私、星野ひかりにとっての、もう一人の監視対象ーーわが社の女性派遣バイト・白鳥雛さんは、異世界で貴族のご令嬢に変身していた。
パーティー会場の大広間では、楽団が優雅な音楽を奏で、目にもまばゆいシャンデリアが、キラキラと輝いている。
極上のワインが、甘くて口あたりがいいのだろう。
白鳥雛は喉をゴクゴクと鳴らし、ワインを何杯も飲み干していく。
雰囲気にも、お酒にも、すっかり酔わされてしまったようだ。
大丈夫だろうか?
モニター画像を観ているだけで、ハラハラする。
案の定、派遣バイトの雛さんが、頬をほんのりとピンク色に染めて佇んでいると、男性から声をかけられていた。
「君、ずいぶんといい飲みっぷりだね。
さっきから、ずっと見ていたよ」
いつのまにか、雛さんの周りを、五、六人の貴族子息が取り囲んでいた。
みな、若くて気品のある、美しい男達だ。
「初めて見る顔だね。どこから来たの?」
「え〜と。ワタシ、おとぎの国からきたんですよ、マジで。
だって、ワタシ、プリンセスなんだもの。えへへ」
モニターを観ていた私は、慌てた。
内心、毒つく。
(なに、いい加減なこと言ってんのよ。
言葉使いと態度には、じゅうぶん気を付けるようにって言ったのに……)
私の心配をよそに、白鳥雛は悠然と男たちを見返している。
だが、そうした余裕のある振る舞いが、向こうの世界の貴族社会にマッチしていたらしい。
貴族の子息たちが、いっせいに笑った。
「面白い人だね。会話も洗練されている」
「あなたのような女性に初めて出会ったよ」
「一緒にいて楽しい女の子っていいよね」
「よろしかったら、お名前を教えて下さい」
イケメンに囲まれ、口々にほめそやされて、派遣バイトさんは有頂天になっていた。
「ヤバッ。まじで、モテ期きたーー!?
みんな、イイ男。ひとりには決めらんない!
よぉし、こうなったら全員、ワタシの恋の奴隷にしてしまえ!」
派遣バイトの白鳥雛は、胸元を飾っているピンクダイヤモンドのネックレスを、子息たちにかざして見せた。

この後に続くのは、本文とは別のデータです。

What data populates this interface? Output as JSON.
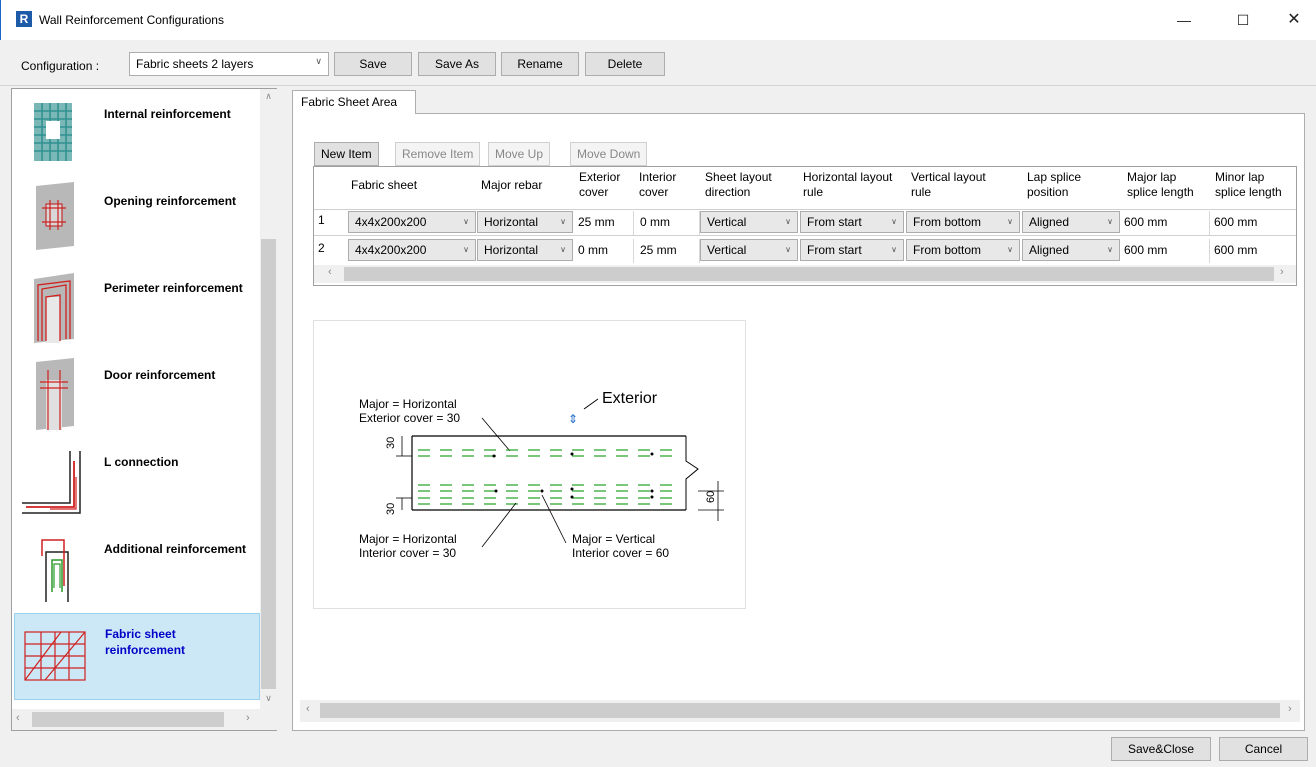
{
  "window": {
    "title": "Wall Reinforcement Configurations",
    "app_icon_letter": "R",
    "minimize": "—",
    "maximize": "☐",
    "close": "✕"
  },
  "config": {
    "label": "Configuration :",
    "selected": "Fabric sheets 2 layers",
    "buttons": {
      "save": "Save",
      "save_as": "Save As",
      "rename": "Rename",
      "delete": "Delete"
    }
  },
  "sidebar": {
    "items": [
      {
        "label": "Internal reinforcement",
        "icon": "internal-reinforcement-icon"
      },
      {
        "label": "Opening reinforcement",
        "icon": "opening-reinforcement-icon"
      },
      {
        "label": "Perimeter reinforcement",
        "icon": "perimeter-reinforcement-icon"
      },
      {
        "label": "Door reinforcement",
        "icon": "door-reinforcement-icon"
      },
      {
        "label": "L connection",
        "icon": "l-connection-icon"
      },
      {
        "label": "Additional reinforcement",
        "icon": "additional-reinforcement-icon"
      },
      {
        "label": "Fabric sheet reinforcement",
        "icon": "fabric-sheet-icon",
        "selected": true
      }
    ]
  },
  "tab": {
    "label": "Fabric Sheet Area"
  },
  "toolbar": {
    "new_item": "New Item",
    "remove_item": "Remove Item",
    "move_up": "Move Up",
    "move_down": "Move Down"
  },
  "grid": {
    "columns": [
      "Fabric sheet",
      "Major rebar",
      "Exterior cover",
      "Interior cover",
      "Sheet layout direction",
      "Horizontal layout rule",
      "Vertical layout rule",
      "Lap splice position",
      "Major lap splice length",
      "Minor lap splice length"
    ],
    "rows": [
      {
        "num": "1",
        "fabric": "4x4x200x200",
        "major": "Horizontal",
        "ext": "25 mm",
        "int": "0 mm",
        "dir": "Vertical",
        "hrule": "From start",
        "vrule": "From bottom",
        "lap": "Aligned",
        "majlap": "600 mm",
        "minlap": "600 mm"
      },
      {
        "num": "2",
        "fabric": "4x4x200x200",
        "major": "Horizontal",
        "ext": "0 mm",
        "int": "25 mm",
        "dir": "Vertical",
        "hrule": "From start",
        "vrule": "From bottom",
        "lap": "Aligned",
        "majlap": "600 mm",
        "minlap": "600 mm"
      }
    ]
  },
  "diagram": {
    "exterior": "Exterior",
    "top_major": "Major = Horizontal",
    "top_cover": "Exterior cover = 30",
    "bot_major": "Major = Horizontal",
    "bot_cover": "Interior cover = 30",
    "vert_major": "Major = Vertical",
    "vert_cover": "Interior cover = 60",
    "dim30_top": "30",
    "dim30_bot": "30",
    "dim60": "60"
  },
  "footer": {
    "save_close": "Save&Close",
    "cancel": "Cancel"
  }
}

ピンクダイヤモンドがシャンデリアの反射を受け、妖しく煌めいた。
様々な色合いの霊波が、虹のように宝石から流れ出た。
男性陣はいともたやすく、派遣バイトさんの虜になった。
恋心を抱いて、瞳にハート印が輝いている。
星野ひかり(私)は赤色ボタンを押した。額に手を当てながら。
「雛さ〜ん、聞いてますか〜。
なぜ全員に〈魅了〉魔法を使う必要があるのかな?
目的の人は、ひとりですよね?」
「あーわかってますってばー。ついうっかり。
だってこんなチャンス、そうそうない。
ひかりさんだって、絶対使いますよぉ」
「私は絶対、使いません!」
「ひかりさん、マジメでお堅いから。